Copa America 2011: Argentina vs Colombia Post-Match Analysis

Esteban SabbatassoCorrespondent IJuly 8, 2011

Frustration, impotence, confusion; Lionel Messi's face said it all.

There was a feeling that something had broken in the cold evening of Santa Fe amidst the whistles and boos. A great deal of hope and expectation had accompanied this Argentine team going into the Copa America, but it took no less than 90 minutes of shocking football incompetence to prove that nothing has changed, and that this team's apparent potential is hardly more than an empty shell held together by multi-million dollar names.

Argentina was lucky not to lose their match against Colombia on Wednesday, July 6. The complete lack of organization and tactical structure was this time exacerbated by poor individual performances and by a rival with talent and a well-thought out and perfectly executed plan.

Argentine coach Sergio Batista repeated the same 4-3-3 formation which had failed against Bolivia, and his quest for "attacking flare" (much like Maradona's) once again produced a loss of equilibrium and a confusing of roles and identities on the pitch.

The result was an outnumbered, outflanked midfield, a lack of constructive play, of intelligence, variants, change of pace and direction; all making for an isolated and unaccompanied Lionel Messi.

What remained was a chaotic "offensive" stampede of players desperately attempting to weave or plow their way right through heavy traffic to no avail.

The fullbacks, too concerned with covering holes left by the midfield, were unable to participate in offensive manoeuvres, and this absence of proper wingers and attacking fullbacks meant that all of Argentina's attempts were destined to go hopelessly down the centre.

The centre-backs too were prey to the generalized mayhem and seemed nervous and disoriented, losing their footing on several occasions and giving up easy balls on others.

Were it not for a bit of good fortune and some brilliant goalkeeping by Sergio Romero, things could have taken an even more dramatic turn.

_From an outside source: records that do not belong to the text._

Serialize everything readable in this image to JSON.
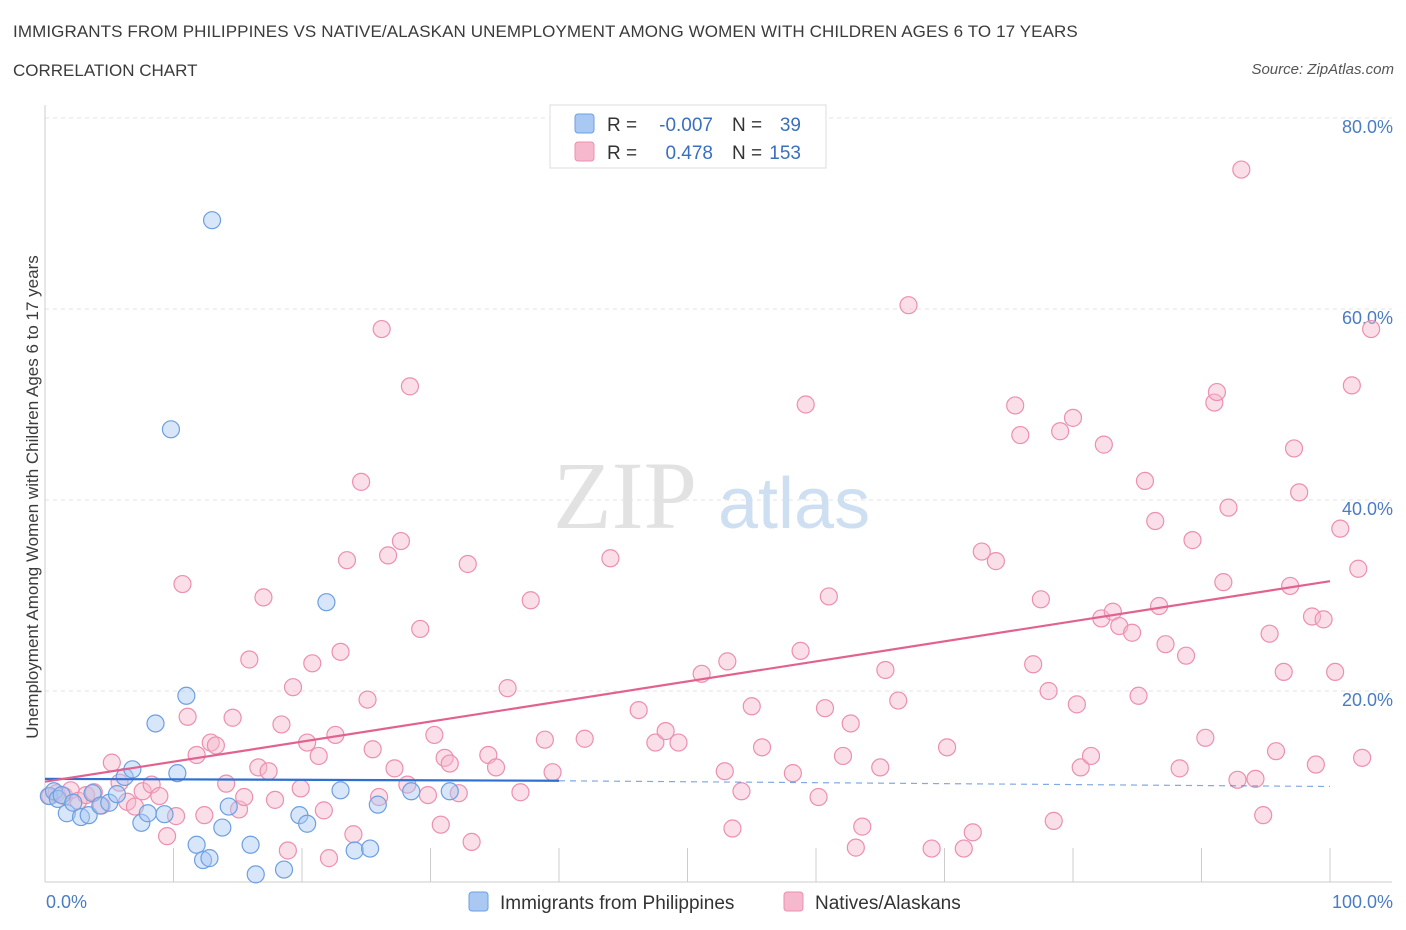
{
  "header": {
    "title": "IMMIGRANTS FROM PHILIPPINES VS NATIVE/ALASKAN UNEMPLOYMENT AMONG WOMEN WITH CHILDREN AGES 6 TO 17 YEARS",
    "subtitle": "CORRELATION CHART",
    "source": "Source: ZipAtlas.com"
  },
  "watermark": {
    "zip": "ZIP",
    "atlas": "atlas"
  },
  "legend": {
    "r_label": "R =",
    "n_label": "N =",
    "rows": [
      {
        "r": "-0.007",
        "n": "39",
        "color": "#a9c8f2"
      },
      {
        "r": "0.478",
        "n": "153",
        "color": "#f5b8cd"
      }
    ]
  },
  "bottom_legend": [
    "Immigrants from Philippines",
    "Natives/Alaskans"
  ],
  "colors": {
    "blue_fill": "#a9c8f2",
    "blue_stroke": "#6d9fe0",
    "blue_line": "#2f6fd0",
    "pink_fill": "#f5b8cd",
    "pink_stroke": "#ec8fb0",
    "pink_line": "#e2628f"
  },
  "chart_data": {
    "type": "scatter",
    "title": "IMMIGRANTS FROM PHILIPPINES VS NATIVE/ALASKAN UNEMPLOYMENT AMONG WOMEN WITH CHILDREN AGES 6 TO 17 YEARS",
    "xlabel": "",
    "ylabel": "Unemployment Among Women with Children Ages 6 to 17 years",
    "xlim": [
      0,
      100
    ],
    "ylim": [
      0,
      80
    ],
    "x_tick_labels": [
      "0.0%",
      "100.0%"
    ],
    "y_ticks": [
      20,
      40,
      60,
      80
    ],
    "y_tick_labels": [
      "20.0%",
      "40.0%",
      "60.0%",
      "80.0%"
    ],
    "grid": true,
    "series": [
      {
        "name": "Immigrants from Philippines",
        "r": -0.007,
        "n": 39,
        "trend": {
          "x": [
            0,
            40
          ],
          "y": [
            10.8,
            10.6
          ],
          "dashed_to": [
            100,
            10.0
          ]
        },
        "points": [
          [
            0.3,
            9.0
          ],
          [
            0.7,
            9.5
          ],
          [
            1.0,
            8.7
          ],
          [
            1.3,
            9.1
          ],
          [
            1.7,
            7.2
          ],
          [
            2.2,
            8.3
          ],
          [
            2.8,
            6.8
          ],
          [
            3.4,
            7.0
          ],
          [
            3.7,
            9.3
          ],
          [
            4.3,
            8.0
          ],
          [
            5.0,
            8.3
          ],
          [
            5.6,
            9.2
          ],
          [
            6.2,
            11.0
          ],
          [
            6.8,
            11.8
          ],
          [
            7.5,
            6.2
          ],
          [
            8.0,
            7.2
          ],
          [
            8.6,
            16.6
          ],
          [
            9.3,
            7.1
          ],
          [
            9.8,
            47.4
          ],
          [
            10.3,
            11.4
          ],
          [
            11.0,
            19.5
          ],
          [
            11.8,
            3.9
          ],
          [
            12.3,
            2.3
          ],
          [
            12.8,
            2.5
          ],
          [
            13.8,
            5.7
          ],
          [
            14.3,
            7.9
          ],
          [
            13.0,
            69.3
          ],
          [
            16.0,
            3.9
          ],
          [
            16.4,
            0.8
          ],
          [
            18.6,
            1.3
          ],
          [
            19.8,
            7.0
          ],
          [
            20.4,
            6.1
          ],
          [
            21.9,
            29.3
          ],
          [
            23.0,
            9.6
          ],
          [
            24.1,
            3.3
          ],
          [
            25.3,
            3.5
          ],
          [
            25.9,
            8.1
          ],
          [
            28.5,
            9.5
          ],
          [
            31.5,
            9.5
          ]
        ]
      },
      {
        "name": "Natives/Alaskans",
        "r": 0.478,
        "n": 153,
        "trend": {
          "x": [
            0,
            100
          ],
          "y": [
            10.5,
            31.5
          ]
        },
        "points": [
          [
            0.4,
            9.0
          ],
          [
            0.9,
            9.3
          ],
          [
            1.5,
            9.0
          ],
          [
            2.0,
            9.6
          ],
          [
            2.6,
            8.5
          ],
          [
            3.2,
            9.1
          ],
          [
            3.8,
            9.4
          ],
          [
            4.4,
            8.0
          ],
          [
            5.2,
            12.5
          ],
          [
            5.8,
            10.4
          ],
          [
            6.4,
            8.4
          ],
          [
            7.0,
            7.9
          ],
          [
            7.6,
            9.5
          ],
          [
            8.3,
            10.2
          ],
          [
            8.9,
            9.0
          ],
          [
            9.5,
            4.8
          ],
          [
            10.2,
            6.9
          ],
          [
            10.7,
            31.2
          ],
          [
            11.1,
            17.3
          ],
          [
            11.8,
            13.3
          ],
          [
            12.4,
            7.0
          ],
          [
            12.9,
            14.6
          ],
          [
            13.3,
            14.3
          ],
          [
            14.1,
            10.3
          ],
          [
            14.6,
            17.2
          ],
          [
            15.1,
            7.6
          ],
          [
            15.5,
            8.9
          ],
          [
            15.9,
            23.3
          ],
          [
            16.6,
            12.0
          ],
          [
            17.0,
            29.8
          ],
          [
            17.4,
            11.6
          ],
          [
            17.9,
            8.6
          ],
          [
            18.4,
            16.5
          ],
          [
            18.9,
            3.3
          ],
          [
            19.3,
            20.4
          ],
          [
            19.9,
            9.8
          ],
          [
            20.4,
            14.6
          ],
          [
            20.8,
            22.9
          ],
          [
            21.3,
            13.2
          ],
          [
            21.7,
            7.5
          ],
          [
            22.1,
            2.5
          ],
          [
            22.6,
            15.4
          ],
          [
            23.0,
            24.1
          ],
          [
            23.5,
            33.7
          ],
          [
            24.0,
            5.0
          ],
          [
            24.6,
            41.9
          ],
          [
            25.1,
            19.1
          ],
          [
            25.5,
            13.9
          ],
          [
            26.0,
            8.9
          ],
          [
            26.2,
            57.9
          ],
          [
            26.7,
            34.2
          ],
          [
            27.2,
            11.9
          ],
          [
            27.7,
            35.7
          ],
          [
            28.2,
            10.2
          ],
          [
            28.4,
            51.9
          ],
          [
            29.2,
            26.5
          ],
          [
            29.8,
            9.1
          ],
          [
            30.3,
            15.4
          ],
          [
            30.8,
            6.0
          ],
          [
            31.1,
            13.0
          ],
          [
            31.5,
            12.4
          ],
          [
            32.2,
            9.3
          ],
          [
            32.9,
            33.3
          ],
          [
            33.2,
            4.2
          ],
          [
            34.5,
            13.3
          ],
          [
            35.1,
            12.0
          ],
          [
            36.0,
            20.3
          ],
          [
            37.0,
            9.4
          ],
          [
            37.8,
            29.5
          ],
          [
            38.9,
            14.9
          ],
          [
            39.5,
            11.5
          ],
          [
            42.0,
            15.0
          ],
          [
            44.0,
            33.9
          ],
          [
            46.2,
            18.0
          ],
          [
            47.5,
            14.6
          ],
          [
            48.3,
            15.8
          ],
          [
            49.3,
            14.6
          ],
          [
            51.1,
            21.8
          ],
          [
            52.9,
            11.6
          ],
          [
            53.1,
            23.1
          ],
          [
            53.5,
            5.6
          ],
          [
            54.2,
            9.5
          ],
          [
            55.0,
            18.4
          ],
          [
            55.8,
            14.1
          ],
          [
            58.2,
            11.4
          ],
          [
            58.8,
            24.2
          ],
          [
            59.2,
            50.0
          ],
          [
            60.2,
            8.9
          ],
          [
            60.7,
            18.2
          ],
          [
            61.0,
            29.9
          ],
          [
            62.1,
            13.2
          ],
          [
            62.7,
            16.6
          ],
          [
            63.1,
            3.6
          ],
          [
            63.6,
            5.8
          ],
          [
            65.0,
            12.0
          ],
          [
            65.4,
            22.2
          ],
          [
            66.4,
            19.0
          ],
          [
            67.2,
            60.4
          ],
          [
            69.0,
            3.5
          ],
          [
            70.2,
            14.1
          ],
          [
            71.5,
            3.5
          ],
          [
            72.2,
            5.2
          ],
          [
            72.9,
            34.6
          ],
          [
            74.0,
            33.6
          ],
          [
            75.5,
            49.9
          ],
          [
            75.9,
            46.8
          ],
          [
            76.9,
            22.8
          ],
          [
            77.5,
            29.6
          ],
          [
            78.1,
            20.0
          ],
          [
            78.5,
            6.4
          ],
          [
            79.0,
            47.2
          ],
          [
            80.0,
            48.6
          ],
          [
            80.3,
            18.6
          ],
          [
            80.6,
            12.0
          ],
          [
            81.4,
            13.2
          ],
          [
            82.2,
            27.6
          ],
          [
            82.4,
            45.8
          ],
          [
            83.1,
            28.3
          ],
          [
            83.6,
            26.8
          ],
          [
            84.6,
            26.1
          ],
          [
            85.1,
            19.5
          ],
          [
            85.6,
            42.0
          ],
          [
            86.4,
            37.8
          ],
          [
            86.7,
            28.9
          ],
          [
            87.2,
            24.9
          ],
          [
            88.3,
            11.9
          ],
          [
            88.8,
            23.7
          ],
          [
            89.3,
            35.8
          ],
          [
            90.3,
            15.1
          ],
          [
            91.0,
            50.2
          ],
          [
            91.2,
            51.3
          ],
          [
            91.7,
            31.4
          ],
          [
            92.1,
            39.2
          ],
          [
            92.8,
            10.7
          ],
          [
            93.1,
            74.6
          ],
          [
            94.2,
            10.8
          ],
          [
            94.8,
            7.0
          ],
          [
            95.3,
            26.0
          ],
          [
            95.8,
            13.7
          ],
          [
            96.4,
            22.0
          ],
          [
            96.9,
            31.0
          ],
          [
            97.2,
            45.4
          ],
          [
            97.6,
            40.8
          ],
          [
            98.6,
            27.8
          ],
          [
            98.9,
            12.3
          ],
          [
            99.5,
            27.5
          ],
          [
            100.4,
            22.0
          ],
          [
            100.8,
            37.0
          ],
          [
            101.7,
            52.0
          ],
          [
            102.2,
            32.8
          ],
          [
            102.5,
            13.0
          ],
          [
            103.2,
            57.9
          ]
        ]
      }
    ]
  }
}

Colombia, on the other hand, seemed to combine organization and hard work in their own half with speed and savvy ball control going forward.

Every play pieced together by the likes of Dayro Moreno and FC Porto boys Fredy Guarín and Radamel Falcao was a potential knife in the heart of Argentina's aspirations. And at the helm of it all is an experienced and perhaps underrated international football manager: Hernán Darío Gómez.

Colombia will no doubt be looking to build on performances like this one if they hope to reclaim a spot in the World Cup which has eluded them since 1998.